Selon un sondage CSA réalisé le 26 septembre, au lendemain du discours de Toulon, 51% des Français ne font "plutôt pas confiance" à Nicolas Sarkozy pour "réduire l'impact de la crise financière en France" (contre 47%).
"Les Français attendent avant tout de lui une action politique. Il ne serait pas compris qu'il se réfugie dans une déclaration d'incapacité à agir ou dans la passivité", explique à Reuters François Miquet-Marty, directeur de Viavoice.
Cette inflexion de circonstance, ce volontarisme nouvelle manière, suffiraient-ils à "amortir" une dégradation aiguë de la conjoncture ?
"On pare au plus pressé", analyse Jérôme Fourquet.
L'Elysée a annoncé mardi que le gouvernement préparait de "nouvelles dispositions" s'agissant du financement de l'économie par le système bancaire.
Si la situation venait à s'aggraver, Nicolas Sarkozy n'hésiterait pas à jouer de nouveau les "sauveurs de la Nation" en rééditant le scénario Alstom, lorsque, ministre de l'Economie, il avait fait racheter 22% du groupe industriel par l'Etat.
"On vient de voir des nationalisations partielles en Grande-Bretagne, aux Etats-Unis pour sauver des établissements bancaires", rappelle Jérôme Fourquet.
"Nicolas Sarkozy n'est pas un doctrinaire, il revient dans une tradition nationale social-étatique.

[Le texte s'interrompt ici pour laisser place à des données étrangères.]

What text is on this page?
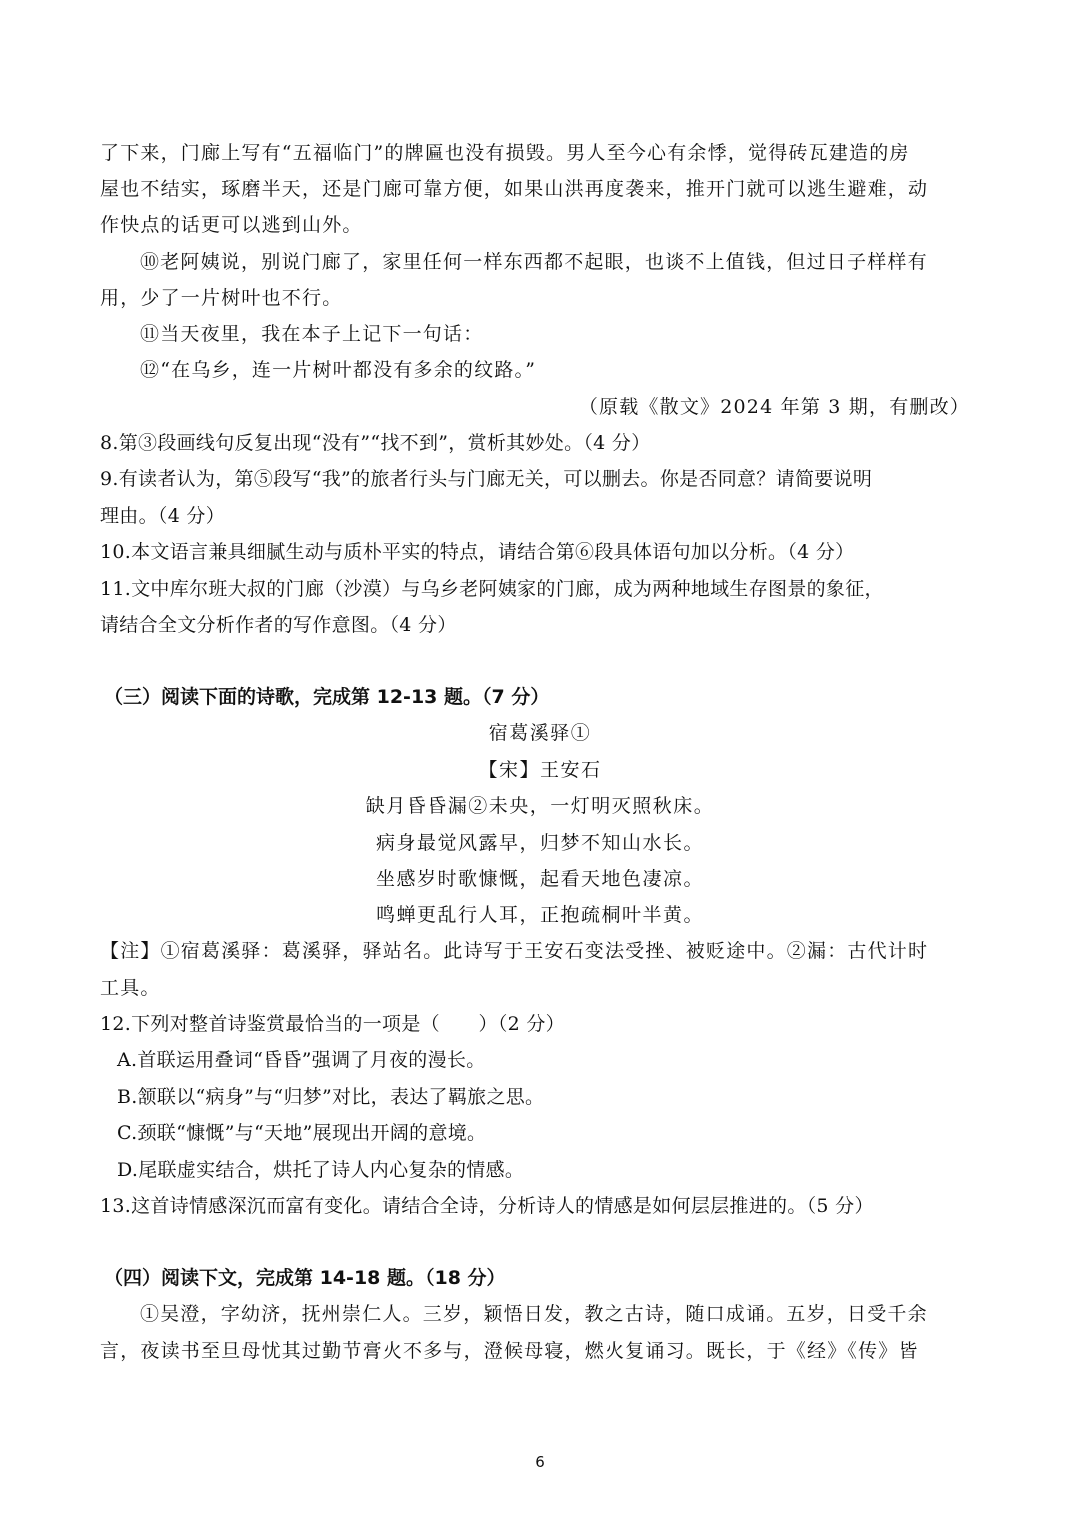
了下来，门廊上写有“五福临门”的牌匾也没有损毁。男人至今心有余悸，觉得砖瓦建造的房
屋也不结实，琢磨半天，还是门廊可靠方便，如果山洪再度袭来，推开门就可以逃生避难，动
作快点的话更可以逃到山外。
⑩老阿姨说，别说门廊了，家里任何一样东西都不起眼，也谈不上值钱，但过日子样样有
用，少了一片树叶也不行。
⑪当天夜里，我在本子上记下一句话：
⑫“在乌乡，连一片树叶都没有多余的纹路。”
（原载《散文》2024 年第 3 期，有删改）
8.第③段画线句反复出现“没有”“找不到”，赏析其妙处。（4 分）
9.有读者认为，第⑤段写“我”的旅者行头与门廊无关，可以删去。你是否同意？请简要说明
理由。（4 分）
10.本文语言兼具细腻生动与质朴平实的特点，请结合第⑥段具体语句加以分析。（4 分）
11.文中库尔班大叔的门廊（沙漠）与乌乡老阿姨家的门廊，成为两种地域生存图景的象征，
请结合全文分析作者的写作意图。（4 分）
（三）阅读下面的诗歌，完成第 12-13 题。（7 分）
宿葛溪驿①
【宋】王安石
缺月昏昏漏②未央，一灯明灭照秋床。
病身最觉风露早，归梦不知山水长。
坐感岁时歌慷慨，起看天地色凄凉。
鸣蝉更乱行人耳，正抱疏桐叶半黄。
【注】①宿葛溪驿：葛溪驿，驿站名。此诗写于王安石变法受挫、被贬途中。②漏：古代计时
工具。
12.下列对整首诗鉴赏最恰当的一项是（　　）（2 分）
A.首联运用叠词“昏昏”强调了月夜的漫长。
B.颔联以“病身”与“归梦”对比，表达了羁旅之思。
C.颈联“慷慨”与“天地”展现出开阔的意境。
D.尾联虚实结合，烘托了诗人内心复杂的情感。
13.这首诗情感深沉而富有变化。请结合全诗，分析诗人的情感是如何层层推进的。（5 分）
（四）阅读下文，完成第 14-18 题。（18 分）
①吴澄，字幼济，抚州崇仁人。三岁，颖悟日发，教之古诗，随口成诵。五岁，日受千余
言，夜读书至旦母忧其过勤节膏火不多与，澄候母寝，燃火复诵习。既长，于《经》《传》皆
6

Sa crainte est que l'antilibéralisme sur lequel il surfe ne se transforme en anti-capitalisme", juge Stéphane Rozès.
"Mais à partir du moment où il a préempté le terrain, il coupe l'herbe sous le pied à toute alternative" politique, observe-t-il.
Le calcul répond à la volonté du chef de l'Etat de garder la maîtrise politique de l'agenda, même si l'imprévisible prédomine dans les soubresauts actuels, mais aussi d'esquiver la question lancinante du pouvoir d'achat qui, faute de résultats, entame sa crédibilité.
"C'est un déplacement des lignes. Le pouvoir d'achat était la thématique dominante depuis la campagne présidentielle, là on est sur tout à fait autre chose", précise François Miquet-Marty.
"Les marges de manoeuvre se restreignant, Nicolas Sarkozy fait passer implicitement le message que la question du pouvoir d'achat n'est peut-être plus la priorité", acquiesce Stéphane Rozès.